Please explain why 754-04088 is on my machine......when purchased new..........and also on the other video I posted as well. Same machine basically, same engine, same belt.


----------



## lordoftheflies (Mar 20, 2019)

Also please explain why the MANUAL for my model number (and serial number too) based on the troybilt.com site shows 754-04088 as the drive belt. 

Here's the link to the manual. 

http://manuals.mtdproducts.com/manuals/769-01278d.pdf


----------



## lordoftheflies (Mar 20, 2019)

The belt in the video in post #8 is exactly the same as mine. Looks exactly the same, and is "bottoming" out in the pulley just like mine.


----------



## tabora (Mar 1, 2017)

lordoftheflies said:


> Please explain why 754-04088 is on my machine......when purchased new..........and also on the other video I posted as well. Same machine basically, same engine, same belt.


Who could POSSIBLY explain that? Again, others seem to be using the wider/longer belt. Maybe it will fix your problem. The spring was the only other likely candidate and you've addressed that, I believe.


----------



## lordoftheflies (Mar 20, 2019)

tabora said:


> Who could POSSIBLY explain that? Again, others seem to be using the wider/longer belt. Maybe it will fix your problem.
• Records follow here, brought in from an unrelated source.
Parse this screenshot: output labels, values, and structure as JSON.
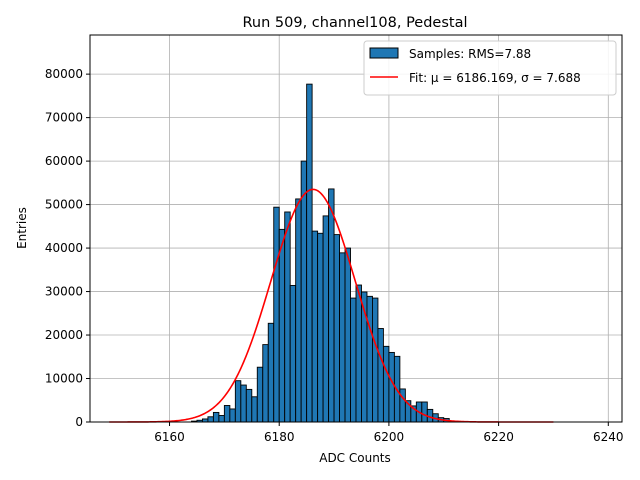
{
  "chart_data": {
    "type": "bar",
    "title": "Run 509, channel108, Pedestal",
    "xlabel": "ADC Counts",
    "ylabel": "Entries",
    "xlim": [
      6145.5,
      6242.5
    ],
    "ylim": [
      0,
      89000
    ],
    "xticks": [
      6160,
      6180,
      6200,
      6220,
      6240
    ],
    "yticks": [
      0,
      10000,
      20000,
      30000,
      40000,
      50000,
      60000,
      70000,
      80000
    ],
    "grid": true,
    "legend_position": "top-right",
    "series": [
      {
        "name": "Samples: RMS=7.88",
        "kind": "histogram",
        "color": "#1f77b4",
        "edge_color": "#000000",
        "bin_width": 1,
        "bin_starts": [
          6164,
          6165,
          6166,
          6167,
          6168,
          6169,
          6170,
          6171,
          6172,
          6173,
          6174,
          6175,
          6176,
          6177,
          6178,
          6179,
          6180,
          6181,
          6182,
          6183,
          6184,
          6185,
          6186,
          6187,
          6188,
          6189,
          6190,
          6191,
          6192,
          6193,
          6194,
          6195,
          6196,
          6197,
          6198,
          6199,
          6200,
          6201,
          6202,
          6203,
          6204,
          6205,
          6206,
          6207,
          6208,
          6209,
          6210,
          6211
        ],
        "values": [
          200,
          400,
          700,
          1200,
          2200,
          1500,
          3800,
          3000,
          9500,
          8500,
          7500,
          5800,
          12600,
          17800,
          22700,
          49400,
          44300,
          48300,
          31400,
          51300,
          60000,
          77700,
          43900,
          43400,
          47400,
          53600,
          43100,
          38900,
          40000,
          28500,
          31500,
          29900,
          28900,
          28500,
          21500,
          17400,
          16000,
          15100,
          7600,
          4900,
          3700,
          4600,
          4600,
          2900,
          1900,
          1000,
          800,
          100
        ]
      },
      {
        "name": "Fit: μ = 6186.169, σ = 7.688",
        "kind": "line",
        "color": "#ff0000",
        "function": "gaussian",
        "mu": 6186.169,
        "sigma": 7.688,
        "amplitude": 53500,
        "x_range": [
          6149,
          6230
        ]
      }
    ],
    "legend": [
      {
        "label": "Samples: RMS=7.88",
        "type": "patch"
      },
      {
        "label": "Fit: μ = 6186.169, σ = 7.688",
        "type": "line"
      }
    ]
  }
}
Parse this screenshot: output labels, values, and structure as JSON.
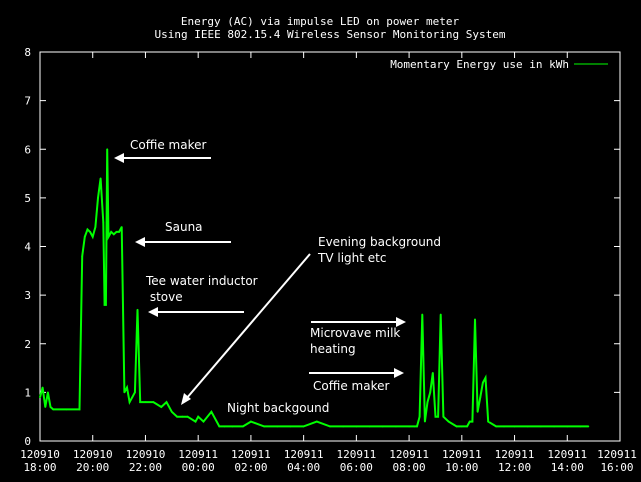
{
  "chart_data": {
    "type": "line",
    "title": "Energy (AC) via impulse LED on power meter",
    "subtitle": "Using IEEE 802.15.4 Wireless Sensor Monitoring System",
    "xlabel": "",
    "ylabel": "",
    "ylim": [
      0,
      8
    ],
    "yticks": [
      "0",
      "1",
      "2",
      "3",
      "4",
      "5",
      "6",
      "7",
      "8"
    ],
    "xticks": [
      {
        "line1": "120910",
        "line2": "18:00",
        "h": 18
      },
      {
        "line1": "120910",
        "line2": "20:00",
        "h": 20
      },
      {
        "line1": "120910",
        "line2": "22:00",
        "h": 22
      },
      {
        "line1": "120911",
        "line2": "00:00",
        "h": 24
      },
      {
        "line1": "120911",
        "line2": "02:00",
        "h": 26
      },
      {
        "line1": "120911",
        "line2": "04:00",
        "h": 28
      },
      {
        "line1": "120911",
        "line2": "06:00",
        "h": 30
      },
      {
        "line1": "120911",
        "line2": "08:00",
        "h": 32
      },
      {
        "line1": "120911",
        "line2": "10:00",
        "h": 34
      },
      {
        "line1": "120911",
        "line2": "12:00",
        "h": 36
      },
      {
        "line1": "120911",
        "line2": "14:00",
        "h": 38
      },
      {
        "line1": "120911",
        "line2": "16:00",
        "h": 40
      }
    ],
    "xlim_hours": [
      18,
      40
    ],
    "grid": false,
    "legend_position": "top-right",
    "series": [
      {
        "name": "Momentary Energy use in kWh",
        "color": "#00ff00",
        "x": [
          18.0,
          18.1,
          18.2,
          18.3,
          18.4,
          18.5,
          19.0,
          19.5,
          19.6,
          19.7,
          19.8,
          19.9,
          20.0,
          20.1,
          20.2,
          20.3,
          20.4,
          20.45,
          20.5,
          20.55,
          20.6,
          20.7,
          20.8,
          20.9,
          21.0,
          21.1,
          21.2,
          21.3,
          21.4,
          21.5,
          21.6,
          21.7,
          21.8,
          21.9,
          22.0,
          22.3,
          22.6,
          22.8,
          23.0,
          23.2,
          23.4,
          23.6,
          23.9,
          24.0,
          24.2,
          24.5,
          24.8,
          25.0,
          25.3,
          25.7,
          26.0,
          26.5,
          27.0,
          27.5,
          28.0,
          28.5,
          29.0,
          29.5,
          30.0,
          30.5,
          31.0,
          31.5,
          32.0,
          32.2,
          32.3,
          32.4,
          32.5,
          32.6,
          32.7,
          32.8,
          32.9,
          33.0,
          33.1,
          33.2,
          33.3,
          33.5,
          33.8,
          34.0,
          34.2,
          34.3,
          34.4,
          34.5,
          34.6,
          34.7,
          34.8,
          34.9,
          35.0,
          35.3,
          35.6,
          36.0,
          36.5,
          37.0,
          37.5,
          38.0,
          38.5,
          38.8
        ],
        "values": [
          0.9,
          1.1,
          0.7,
          1.0,
          0.7,
          0.65,
          0.65,
          0.65,
          3.8,
          4.2,
          4.35,
          4.3,
          4.2,
          4.4,
          5.0,
          5.4,
          4.5,
          2.8,
          2.8,
          6.0,
          4.2,
          4.3,
          4.25,
          4.3,
          4.3,
          4.4,
          1.0,
          1.1,
          0.8,
          0.9,
          1.0,
          2.7,
          0.8,
          0.8,
          0.8,
          0.8,
          0.7,
          0.8,
          0.6,
          0.5,
          0.5,
          0.5,
          0.4,
          0.5,
          0.4,
          0.6,
          0.3,
          0.3,
          0.3,
          0.3,
          0.4,
          0.3,
          0.3,
          0.3,
          0.3,
          0.4,
          0.3,
          0.3,
          0.3,
          0.3,
          0.3,
          0.3,
          0.3,
          0.3,
          0.3,
          0.5,
          2.6,
          0.4,
          0.8,
          1.0,
          1.4,
          0.5,
          0.5,
          2.6,
          0.5,
          0.4,
          0.3,
          0.3,
          0.3,
          0.4,
          0.4,
          2.5,
          0.6,
          0.9,
          1.2,
          1.3,
          0.4,
          0.3,
          0.3,
          0.3,
          0.3,
          0.3,
          0.3,
          0.3,
          0.3,
          0.3
        ]
      }
    ],
    "annotations": [
      {
        "id": "coffie-maker-1",
        "lines": [
          "Coffie maker"
        ]
      },
      {
        "id": "sauna",
        "lines": [
          "Sauna"
        ]
      },
      {
        "id": "tee-water",
        "lines": [
          "Tee water inductor",
          " stove"
        ]
      },
      {
        "id": "evening-background",
        "lines": [
          "Evening background",
          "TV light etc"
        ]
      },
      {
        "id": "night-background",
        "lines": [
          "Night backgound"
        ]
      },
      {
        "id": "microvave-milk",
        "lines": [
          "Microvave milk",
          "heating"
        ]
      },
      {
        "id": "coffie-maker-2",
        "lines": [
          "Coffie maker"
        ]
      }
    ]
  }
}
The spring was the only other likely candidate and you've addressed that, I believe.


If you would care to look at the belt in post #8's video, you'll see it's the exact same belt on basically the exact same machine with the exact same part number for the belt. 
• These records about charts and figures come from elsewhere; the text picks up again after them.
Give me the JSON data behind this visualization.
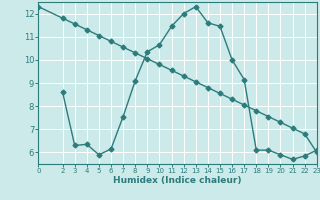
{
  "line1_x": [
    0,
    2,
    3,
    4,
    5,
    6,
    7,
    8,
    9,
    10,
    11,
    12,
    13,
    14,
    15,
    16,
    17,
    18,
    19,
    20,
    21,
    22,
    23
  ],
  "line1_y": [
    12.3,
    11.8,
    11.55,
    11.3,
    11.05,
    10.8,
    10.55,
    10.3,
    10.05,
    9.8,
    9.55,
    9.3,
    9.05,
    8.8,
    8.55,
    8.3,
    8.05,
    7.8,
    7.55,
    7.3,
    7.05,
    6.8,
    6.0
  ],
  "line2_x": [
    2,
    3,
    4,
    5,
    6,
    7,
    8,
    9,
    10,
    11,
    12,
    13,
    14,
    15,
    16,
    17,
    18,
    19,
    20,
    21,
    22,
    23
  ],
  "line2_y": [
    8.6,
    6.3,
    6.35,
    5.9,
    6.15,
    7.55,
    9.1,
    10.35,
    10.65,
    11.45,
    12.0,
    12.3,
    11.6,
    11.45,
    10.0,
    9.15,
    6.1,
    6.1,
    5.9,
    5.7,
    5.85,
    6.1
  ],
  "line_color": "#2d7c7c",
  "bg_color": "#cceaea",
  "grid_color": "#b0d8d8",
  "xlabel": "Humidex (Indice chaleur)",
  "xlim": [
    0,
    23
  ],
  "ylim": [
    5.5,
    12.5
  ],
  "yticks": [
    6,
    7,
    8,
    9,
    10,
    11,
    12
  ],
  "xticks": [
    0,
    2,
    3,
    4,
    5,
    6,
    7,
    8,
    9,
    10,
    11,
    12,
    13,
    14,
    15,
    16,
    17,
    18,
    19,
    20,
    21,
    22,
    23
  ],
  "marker": "D",
  "markersize": 2.5,
  "linewidth": 1.0
}
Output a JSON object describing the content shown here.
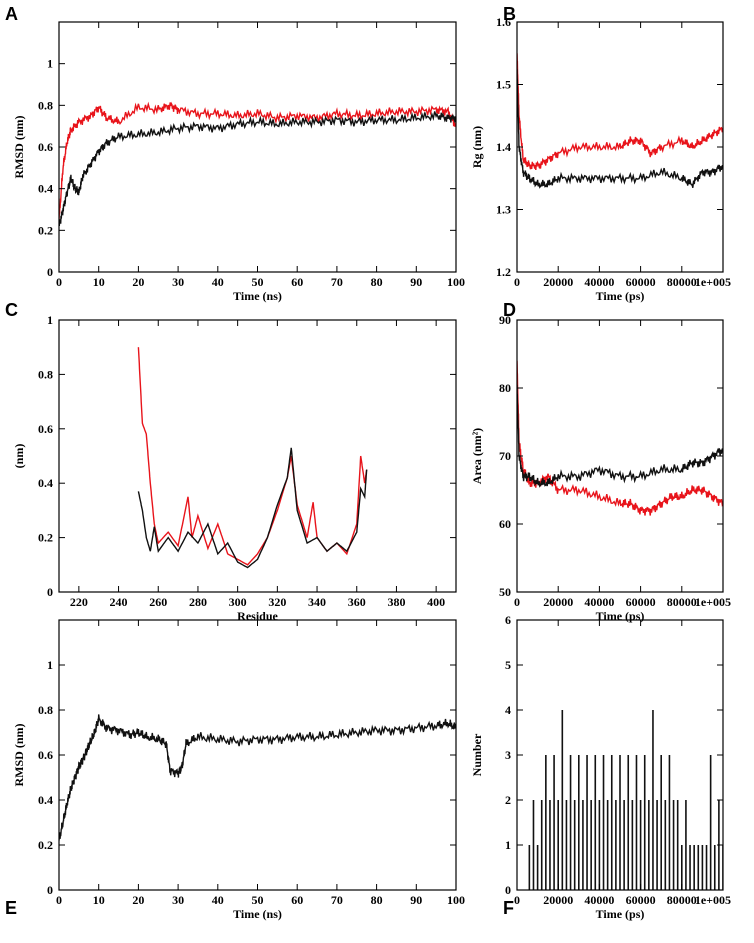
{
  "chart_data": [
    {
      "panel": "A",
      "type": "line",
      "xlabel": "Time (ns)",
      "ylabel": "RMSD (nm)",
      "xlim": [
        0,
        100
      ],
      "ylim": [
        0,
        1.2
      ],
      "xticks": [
        0,
        10,
        20,
        30,
        40,
        50,
        60,
        70,
        80,
        90,
        100
      ],
      "yticks": [
        0,
        0.2,
        0.4,
        0.6,
        0.8,
        1
      ],
      "series": [
        {
          "color": "#e8141b",
          "x": [
            0,
            1,
            2,
            3,
            5,
            8,
            10,
            12,
            15,
            20,
            25,
            28,
            30,
            35,
            40,
            45,
            50,
            55,
            60,
            65,
            70,
            75,
            80,
            85,
            90,
            95,
            98,
            100
          ],
          "y": [
            0.25,
            0.5,
            0.62,
            0.68,
            0.72,
            0.75,
            0.79,
            0.74,
            0.72,
            0.79,
            0.78,
            0.8,
            0.78,
            0.76,
            0.76,
            0.75,
            0.76,
            0.74,
            0.75,
            0.74,
            0.76,
            0.75,
            0.76,
            0.77,
            0.77,
            0.78,
            0.77,
            0.7
          ]
        },
        {
          "color": "#111111",
          "x": [
            0,
            1,
            2,
            3,
            4,
            5,
            6,
            8,
            10,
            12,
            15,
            20,
            25,
            30,
            35,
            40,
            45,
            50,
            55,
            60,
            65,
            70,
            75,
            80,
            85,
            90,
            95,
            98,
            100
          ],
          "y": [
            0.22,
            0.3,
            0.38,
            0.45,
            0.4,
            0.38,
            0.46,
            0.52,
            0.58,
            0.62,
            0.65,
            0.66,
            0.67,
            0.69,
            0.7,
            0.69,
            0.71,
            0.72,
            0.71,
            0.72,
            0.72,
            0.73,
            0.72,
            0.73,
            0.73,
            0.74,
            0.75,
            0.74,
            0.74
          ]
        }
      ]
    },
    {
      "panel": "B",
      "type": "line",
      "xlabel": "Time (ps)",
      "ylabel": "Rg (nm)",
      "xlim": [
        0,
        100000
      ],
      "ylim": [
        1.2,
        1.6
      ],
      "xticks": [
        0,
        20000,
        40000,
        60000,
        80000,
        100000
      ],
      "xtick_labels": [
        "0",
        "20000",
        "40000",
        "60000",
        "80000",
        "1e+005"
      ],
      "yticks": [
        1.2,
        1.3,
        1.4,
        1.5,
        1.6
      ],
      "series": [
        {
          "color": "#e8141b",
          "x": [
            0,
            1000,
            3000,
            6000,
            10000,
            15000,
            20000,
            30000,
            40000,
            50000,
            55000,
            60000,
            65000,
            70000,
            80000,
            85000,
            90000,
            95000,
            100000
          ],
          "y": [
            1.55,
            1.45,
            1.38,
            1.37,
            1.37,
            1.38,
            1.39,
            1.4,
            1.4,
            1.4,
            1.41,
            1.41,
            1.39,
            1.4,
            1.41,
            1.4,
            1.41,
            1.42,
            1.43
          ]
        },
        {
          "color": "#111111",
          "x": [
            0,
            1000,
            3000,
            6000,
            10000,
            15000,
            20000,
            30000,
            40000,
            50000,
            60000,
            70000,
            80000,
            85000,
            90000,
            95000,
            100000
          ],
          "y": [
            1.52,
            1.4,
            1.36,
            1.35,
            1.34,
            1.34,
            1.35,
            1.35,
            1.35,
            1.35,
            1.35,
            1.36,
            1.35,
            1.34,
            1.36,
            1.36,
            1.37
          ]
        }
      ]
    },
    {
      "panel": "C",
      "type": "line",
      "xlabel": "Residue",
      "ylabel": "(nm)",
      "xlim": [
        210,
        410
      ],
      "ylim": [
        0,
        1
      ],
      "xticks": [
        220,
        240,
        260,
        280,
        300,
        320,
        340,
        360,
        380,
        400
      ],
      "yticks": [
        0,
        0.2,
        0.4,
        0.6,
        0.8,
        1
      ],
      "series": [
        {
          "color": "#e8141b",
          "x": [
            250,
            252,
            254,
            256,
            258,
            260,
            265,
            270,
            275,
            277,
            280,
            285,
            290,
            295,
            300,
            305,
            310,
            315,
            320,
            325,
            327,
            330,
            335,
            338,
            340,
            345,
            350,
            355,
            360,
            362,
            364,
            365
          ],
          "y": [
            0.9,
            0.62,
            0.58,
            0.4,
            0.25,
            0.18,
            0.22,
            0.17,
            0.35,
            0.2,
            0.28,
            0.16,
            0.25,
            0.14,
            0.12,
            0.1,
            0.14,
            0.2,
            0.3,
            0.42,
            0.5,
            0.32,
            0.2,
            0.33,
            0.2,
            0.15,
            0.18,
            0.14,
            0.25,
            0.5,
            0.4,
            0.45
          ]
        },
        {
          "color": "#111111",
          "x": [
            250,
            252,
            254,
            256,
            258,
            260,
            265,
            270,
            275,
            280,
            285,
            290,
            295,
            300,
            305,
            310,
            315,
            320,
            325,
            327,
            330,
            335,
            340,
            345,
            350,
            355,
            360,
            362,
            364,
            365
          ],
          "y": [
            0.37,
            0.3,
            0.2,
            0.15,
            0.24,
            0.15,
            0.2,
            0.15,
            0.22,
            0.18,
            0.25,
            0.14,
            0.18,
            0.11,
            0.09,
            0.12,
            0.2,
            0.32,
            0.42,
            0.53,
            0.3,
            0.18,
            0.2,
            0.15,
            0.18,
            0.15,
            0.22,
            0.38,
            0.35,
            0.45
          ]
        }
      ]
    },
    {
      "panel": "D",
      "type": "line",
      "xlabel": "Time (ps)",
      "ylabel": "Area (nm²)",
      "xlim": [
        0,
        100000
      ],
      "ylim": [
        50,
        90
      ],
      "xticks": [
        0,
        20000,
        40000,
        60000,
        80000,
        100000
      ],
      "xtick_labels": [
        "0",
        "20000",
        "40000",
        "60000",
        "80000",
        "1e+005"
      ],
      "yticks": [
        50,
        60,
        70,
        80,
        90
      ],
      "series": [
        {
          "color": "#e8141b",
          "x": [
            0,
            1000,
            3000,
            6000,
            10000,
            15000,
            20000,
            30000,
            40000,
            50000,
            55000,
            60000,
            65000,
            70000,
            75000,
            80000,
            85000,
            90000,
            95000,
            100000
          ],
          "y": [
            84,
            72,
            68,
            66,
            66,
            67,
            65,
            65,
            64,
            63,
            63,
            62,
            62,
            63,
            64,
            64,
            65,
            65,
            64,
            63
          ]
        },
        {
          "color": "#111111",
          "x": [
            0,
            1000,
            3000,
            6000,
            10000,
            15000,
            20000,
            30000,
            40000,
            50000,
            60000,
            70000,
            80000,
            85000,
            90000,
            95000,
            100000
          ],
          "y": [
            80,
            70,
            67,
            67,
            66,
            66,
            67,
            67,
            68,
            67,
            67,
            68,
            68,
            69,
            69,
            70,
            71
          ]
        }
      ]
    },
    {
      "panel": "E",
      "type": "line",
      "xlabel": "Time (ns)",
      "ylabel": "RMSD (nm)",
      "xlim": [
        0,
        100
      ],
      "ylim": [
        0,
        1.2
      ],
      "xticks": [
        0,
        10,
        20,
        30,
        40,
        50,
        60,
        70,
        80,
        90,
        100
      ],
      "yticks": [
        0,
        0.2,
        0.4,
        0.6,
        0.8,
        1
      ],
      "series": [
        {
          "color": "#111111",
          "x": [
            0,
            1,
            2,
            3,
            4,
            5,
            6,
            7,
            8,
            9,
            10,
            12,
            15,
            18,
            20,
            22,
            25,
            27,
            28,
            30,
            31,
            32,
            35,
            40,
            45,
            50,
            55,
            60,
            65,
            70,
            75,
            80,
            85,
            90,
            95,
            98,
            100
          ],
          "y": [
            0.22,
            0.3,
            0.38,
            0.45,
            0.5,
            0.55,
            0.58,
            0.62,
            0.66,
            0.7,
            0.76,
            0.72,
            0.71,
            0.69,
            0.7,
            0.68,
            0.67,
            0.65,
            0.53,
            0.52,
            0.55,
            0.65,
            0.68,
            0.67,
            0.66,
            0.67,
            0.67,
            0.68,
            0.68,
            0.69,
            0.7,
            0.71,
            0.71,
            0.72,
            0.73,
            0.74,
            0.72
          ]
        }
      ]
    },
    {
      "panel": "F",
      "type": "bar",
      "xlabel": "Time (ps)",
      "ylabel": "Number",
      "xlim": [
        0,
        100000
      ],
      "ylim": [
        0,
        6
      ],
      "xticks": [
        0,
        20000,
        40000,
        60000,
        80000,
        100000
      ],
      "xtick_labels": [
        "0",
        "20000",
        "40000",
        "60000",
        "80000",
        "1e+005"
      ],
      "yticks": [
        0,
        1,
        2,
        3,
        4,
        5,
        6
      ],
      "x": [
        6000,
        8000,
        10000,
        12000,
        14000,
        16000,
        18000,
        20000,
        22000,
        24000,
        26000,
        28000,
        30000,
        32000,
        34000,
        36000,
        38000,
        40000,
        42000,
        44000,
        46000,
        48000,
        50000,
        52000,
        54000,
        56000,
        58000,
        60000,
        62000,
        64000,
        66000,
        68000,
        70000,
        72000,
        74000,
        76000,
        78000,
        80000,
        82000,
        84000,
        86000,
        88000,
        90000,
        92000,
        94000,
        96000,
        98000,
        100000
      ],
      "values": [
        1,
        2,
        1,
        2,
        3,
        2,
        3,
        2,
        4,
        2,
        3,
        2,
        3,
        2,
        3,
        2,
        3,
        2,
        3,
        2,
        3,
        2,
        3,
        2,
        3,
        2,
        3,
        2,
        3,
        2,
        4,
        2,
        3,
        2,
        3,
        2,
        2,
        1,
        2,
        1,
        1,
        1,
        1,
        1,
        3,
        1,
        2,
        1
      ]
    }
  ]
}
You seem to be ignoring the fact that the manual even says 754-04088 (1/4" x 33" belt).

If the 1/4" belt was not supposed to be on that machine, WHY IS IT LISTED AS THE PART NUMBER IN THE MANUAL EH??? 

Others using a wider belt? Says who? Nobody has said they have a similar machine and uses a 3/8" belt in this thread. 

And yes, I've ruled out the spring as I've installed a new one.


----------



## lordoftheflies (Mar 20, 2019)

You also seem to be ignoring the fact that Troybilt's customer service rep TOLD ME OVER THE PHONE to use a 1/4" belt if I had a 1/4" belt on the machine. 

I asked them if they had updated something to recommend a 3/8" belt and the rep said there were no notes about that. They couldn't explain the discrepancy between their manual and their website.


----------



## tabora (Mar 1, 2017)

lordoftheflies said:


> You also seem to be ignoring the fact that Troybilt's customer service rep TOLD ME OVER THE PHONE to use a 1/4" belt if I had a 1/4" belt on the machine.
> 
> I asked them if they had updated something to recommend a 3/8" belt and the rep said there were no notes about that. They couldn't explain the discrepancy between their manual and their website.


 I'm ignoring anything MTD's customer service says, particularly since they did not answer your or my questions satisfactorily. 

The TroyBilt site shows the 754-04088 to be 1/2" and 1/4" wide ON THE SAME PAGE! It also says the length is 30 in - 34.99 in???

The local service shop says to use the 3/8" belt, which is the one shown for your model number on the half-dozen sites I looked at. If you're HAPPY with the 1/4" belt, keep using it and if it doesn't fail you're not out any additional $, anyway.


----------



## lordoftheflies (Mar 20, 2019)

What are your thoughts on the video in post #8 eh?


----------



## tabora (Mar 1, 2017)

lordoftheflies said:


> What are your thoughts on the video in post #8 eh?


Well, look at the position of the tensioner at 2:20. Does yours assume that position with no belt present? If not, yours is not positioned or tensioned properly as per my comment in post 13.


----------



## lordoftheflies (Mar 20, 2019)

tabora said:


> lordoftheflies said:
> 
> 
> > What are your thoughts on the video in post #8 eh?
> ...


That's exactly how mine looks with no tension. It only goes together one way.


----------